DRESS was originally described as occurring with anti-convulsant medications.19 Lymphadenopathy is typically present, and there is often hepatic involvement with evidence of elevated liver transaminases and other organ injury.19,20 This drug reaction often occurs late (about 3 weeks after drug is first administered). The course can be prolonged, even after the discontinuation of the drug.21 Of concern for this syndrome is the significant mortality that has been reported in up to 10% in one case series.21

Unusual Drug Reactions

Recently, there has been a switch to dry powder inhalers that contain lactose for the treatment of asthma. To date, there has been only a single report describing a young child with a history of severe milk allergy who was being treated with salmeterol/fluticasone diskus. After tolerating its use for several months, he received a new lot of his inhaler and began to have clearly documented bronchospasm associated with the use of the new inhaler.22 As a single-reported anecdote, if a patient with milk allergy has sudden onset of worsening asthma associated with an inhaler, consideration should be given to milk proteins in the inhaler as a cause.

There are also non-immune mediated drug reactions associated with specific drugs. For example, angiotensin converting enzyme (ACE) inhibitors have been clearly associated with coughing in up to 20% of adult patients and angioedema in up to 1% of adults patients being treated for hypertension.3 As there are now a large number of children being treated for hypertension or diabetes with ACE inhibitors, drug-related symptoms should be considered in the differential in a child with new onset cough, although this problem was not common (less than 1%) in a small pediatric population treated with an ACE inhibitor.23,24

Alternative drugs for the affected population would include an angiotensin receptor blocker that is less associated with drug-related cough (see Table). A similar difference in the frequency of drug sensitivity to aspirin exists, which is well described in adults, but not commonly found in children. This further reminds us that findings in adults cannot be applied to the pediatric population.

Allergy Testing/Drug Desensitization

Drug/device allergy testing is driven by the history obtained and is typically used to support the suspected diagnosis and to provide guidance regarding the future use of the drug or device in question.

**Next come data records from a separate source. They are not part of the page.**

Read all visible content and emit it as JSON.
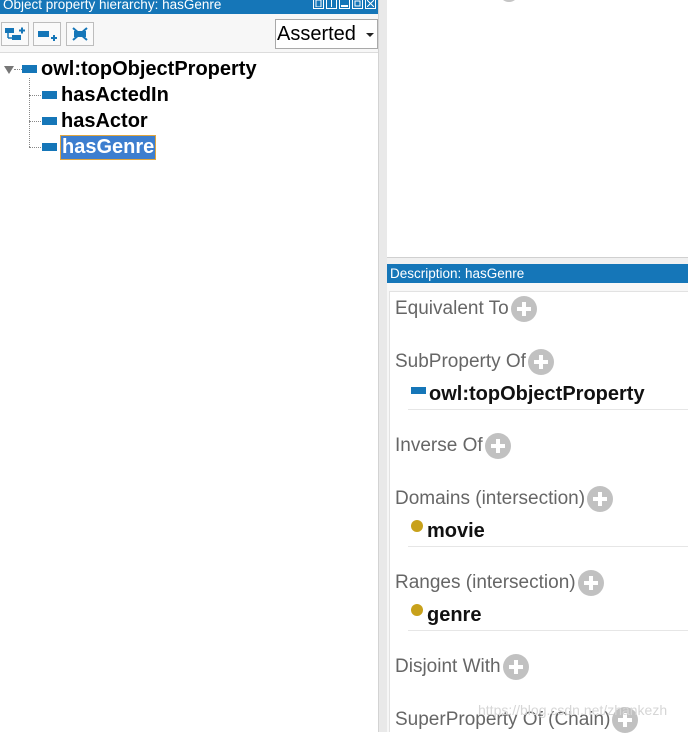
{
  "left_panel": {
    "title": "Object property hierarchy: hasGenre",
    "toolbar": {
      "buttons": [
        {
          "icon": "add-subproperty-icon"
        },
        {
          "icon": "add-sibling-property-icon"
        },
        {
          "icon": "delete-property-icon"
        }
      ],
      "view_mode": "Asserted"
    },
    "tree": {
      "root": "owl:topObjectProperty",
      "children": [
        "hasActedIn",
        "hasActor",
        "hasGenre"
      ],
      "selected": "hasGenre"
    }
  },
  "description": {
    "title": "Description: hasGenre",
    "sections": {
      "equivalent_to": "Equivalent To",
      "subproperty_of": "SubProperty Of",
      "inverse_of": "Inverse Of",
      "domains": "Domains (intersection)",
      "ranges": "Ranges (intersection)",
      "disjoint_with": "Disjoint With",
      "superproperty_chain": "SuperProperty Of (Chain)"
    },
    "entries": {
      "subproperty_of": "owl:topObjectProperty",
      "domain": "movie",
      "range": "genre"
    }
  },
  "watermark": "https://blog.csdn.net/zhankezh",
  "colors": {
    "title_bar": "#1576b8",
    "property_icon": "#1576b8",
    "class_icon": "#c8a11b",
    "selection": "#3d7ecf"
  }
}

Of the available tests, the most useful clinically to make a diagnosis of IgE-mediated hypersensitivity is skin testing for penicillin and other beta-lactams. A negative skin test for penicillin carries with it a high-negative predictive value, suggesting that the patient will be able to tolerate penicillin,25 although a controlled challenge is mandatory after a negative skin test.

Similar information is not as readily available for other beta-lactams; however, skin testing remains a useful tool to provide clinical guidance for these and other drugs. In certain cases, blood may be drawn to measure the serum specific IgE-antibodies for penicillin if skin testing is not readily available or cannot be performed.26,27

After an acute anaphylactic episode, tryptase levels obtained within 30 minutes to 2 hours of the event can demonstrate clear evidence of systemic mast cell degranulation, which is associated with more severe reactions. Other testing can include the use of CBC with differential for evidence of eosinophilia and other hematologic findings, as well as the use of skin biopsies for non-characteristic rashes.

In the event of a life-threatening infection or other severe clinical condition that requires the use of a medication responsible for a type I IgE and non-IgE hypersensitivity reaction, drug desensitization may be considered under the supervision of a clinical allergist while the patient is hospitalized or in an outpatient allergy clinic.28 Although desensitization can be achieved for most drugs in this manner, those drugs that result in non-anaphylactic drug reactions associated with severe dermal lesions (ie, SJS, TEN) or systemic organ involvement (ie, DRESS) cannot undergo a desensitization process.

Reporting a Drug Allergy

A common clinical scenario is that of a toddler who is prescribed a penicillin to treat a febrile illness such as an ear infection. A few days into treatment, the parent of the child calls the office to report a pruritic rash. The physician or nurse by phone recommends discontinuation of the penicillin, administering diphenhydramine, and changing to a new antibiotic. The child’s medical record is flagged as “allergic to penicillin.” The child’s rash improves within 1 or 2 days and diphenhydramine is discontinued. A day or two later the parent calls the office again because the rash has persisted, and the second antibiotic is discontinued; the same management is repeated, and the child’s medical record is flagged with a second antibiotic allergy.

There are several alternate approaches to this management. An examination of the child while the rash is present may provide valuable diagnostic information. A picture of the rash taken with a cell phone or digital camera is a powerful diagnostic tool to differentiate hives from non-urticarial rashes. The rash most commonly described by the parents as “hives” or “welts,” on exam may be more of a maculopapular rash more consistent with a viral syndrome.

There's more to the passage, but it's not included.